Por outro lado, não existem respostas prontas, claras e precisas para todas as dúvidas que esse problema é capaz de suscitar. Com os pés no chão, o máximo que se pode propor é uma abordagem que vacine contra as muitas escamoteações, distorções e ingenuidades que estão em voga, capaz de simultaneamente apontar um terreno firme para avançar nessa busca.

É por isso que para explicar o desenvolvimento sustentável é preciso começar com um sobrevoo que vai das origens históricas da expressão até controvérsias atuais sobre seu significado. O suficiente para sugerir que esse é um dos mais generosos ideais da humanidade.

Mas para que esse ideal seja efetivamente analisado, também é preciso examinar separadamente as duas noções que ele sintetiza: o desenvolvimento e a sustentabilidade. 
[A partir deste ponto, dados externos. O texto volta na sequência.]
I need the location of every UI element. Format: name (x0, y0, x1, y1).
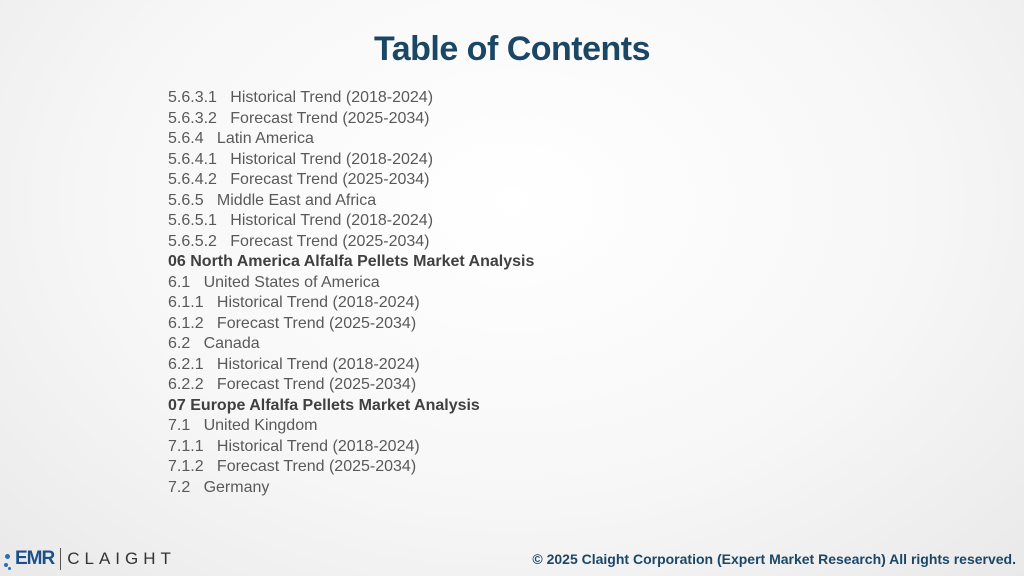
logo-divider (60, 548, 62, 570)
toc-entry: 5.6.4.2 Forecast Trend (2025-2034) (168, 171, 430, 188)
toc-entry: 5.6.3.1 Historical Trend (2018-2024) (168, 89, 434, 106)
toc-entry: 5.6.5 Middle East and Africa (168, 191, 377, 209)
toc-entry: 5.6.4 Latin America (168, 130, 314, 147)
toc-entry: 5.6.5.2 Forecast Trend (2025-2034) (168, 232, 430, 250)
toc-entry: 7.2 Germany (168, 478, 270, 496)
toc-entry: 7.1 United Kingdom (168, 417, 318, 434)
toc-entry: 7.1.1 Historical Trend (2018-2024) (168, 437, 420, 455)
toc-entry: 6.2.1 Historical Trend (2018-2024) (168, 355, 420, 373)
toc-entry: 6.1.1 Historical Trend (2018-2024) (168, 294, 420, 311)
toc-entry: 7.1.2 Forecast Trend (2025-2034) (168, 458, 417, 475)
toc-entry: 6.2 Canada (168, 335, 260, 352)
copyright-notice: © 2025 Claight Corporation (Expert Marke… (532, 551, 1016, 567)
toc-entry: 5.6.5.1 Historical Trend (2018-2024) (168, 212, 434, 229)
toc-entry: 5.6.4.1 Historical Trend (2018-2024) (168, 150, 434, 168)
toc-section-heading: 07 Europe Alfalfa Pellets Market Analysi… (168, 396, 480, 414)
toc-section-heading: 06 North America Alfalfa Pellets Market … (168, 253, 535, 270)
page-title: Table of Contents (373, 30, 651, 68)
toc-entry: 6.2.2 Forecast Trend (2025-2034) (168, 376, 417, 393)
toc-entry: 6.1 United States of America (168, 273, 380, 291)
logo-dots-icon (4, 544, 14, 574)
toc-entry: 6.1.2 Forecast Trend (2025-2034) (168, 314, 417, 332)
logo-emr-text: EMR (15, 548, 55, 569)
logo-claight-text: CLAIGHT (67, 549, 176, 568)
toc-list: 5.6.3.1 Historical Trend (2018-2024) 5.6.… (168, 88, 534, 498)
emr-claight-logo: EMR CLAIGHT (4, 543, 176, 575)
toc-entry: 5.6.3.2 Forecast Trend (2025-2034) (168, 109, 430, 127)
O segundo passo é, portanto, mostrar que desenvolvimento é a mais política das questões socioeconômicas, já que abrange desde a proteção dos direitos humanos até o aprofundamento da democracia, passando pelo acesso à educação de qualidade e tudo o que isso implica em termos de inovação.

Só que as coisas começaram a mudar quando a ciência passou a ser mais enfática e persuasiva — e principalmente mais ouvida — sobre as incertezas que estavam se multiplicando no tocante à relação da humanidade com a biosfera da Terra. Impôs-se assim a necessidade de que fosse condicionado a uma boa dose de prudência o progresso inerente ao desenvolvimento. E era isso que exprimia desde suas remotas origens a noção de sustentabilidade, objeto do terceiro seminário.

Como o objetivo é ajudar a entender o desenvolvimento sustentável, esta série poderia, a rigor, ter apenas essas três sessões. Pecaria, porém, por desatualização, já que duas questões bem mais concretas se tornaram imprescindíveis à compreensão do tema. 

De um lado, o processo de legitimação desse ideal até a adoção da Agenda 2030 “Transformando Nosso Mundo”, consagrada aos Objetivos de Desenvolvimento Sustentável (ODS).

De outro, a questão do aquecimento global que exigirá intensa descarbonização da economia global nas próximas décadas, pois é principalmente disso que dependerá a sustentabilidade do desenvolvimento. 

Em suma, ao pretender ajudar a entender o desenvolvimento sustentável, esta série começa pela caracterização do processo que fez emergir esse ideal, em seguida aprofunda separadamente a análise das duas ideias centrais que o compõem, depois verifica qual é sua manifestação mais concreta ou prática, e finalmente enfatiza o problema de cuja solução ele mais está dependendo nesta conjuntura histórica. 

A Série de Sete Seminários exige público pequeno, em torno de 20 pessoas. É voltada exclusivamente para alunos da pós-graduação, preferencialmente dos dois programas do IEE/USP – PROCAM e PPGE, sendo que vagas excedentes serão abertas a alunos de outros programas.

Será solicitada inscrição prévia, porém, esta é uma atividade informal, isto é, não conta crédito na pós-graduação, não haverá lista de presença e não haverá certificação.

É recomendada leitura prévia do livro "Para Entender o Desenvolvimento Sustentável", Editora 34, 2015; de autoria do ministrante dos seminários.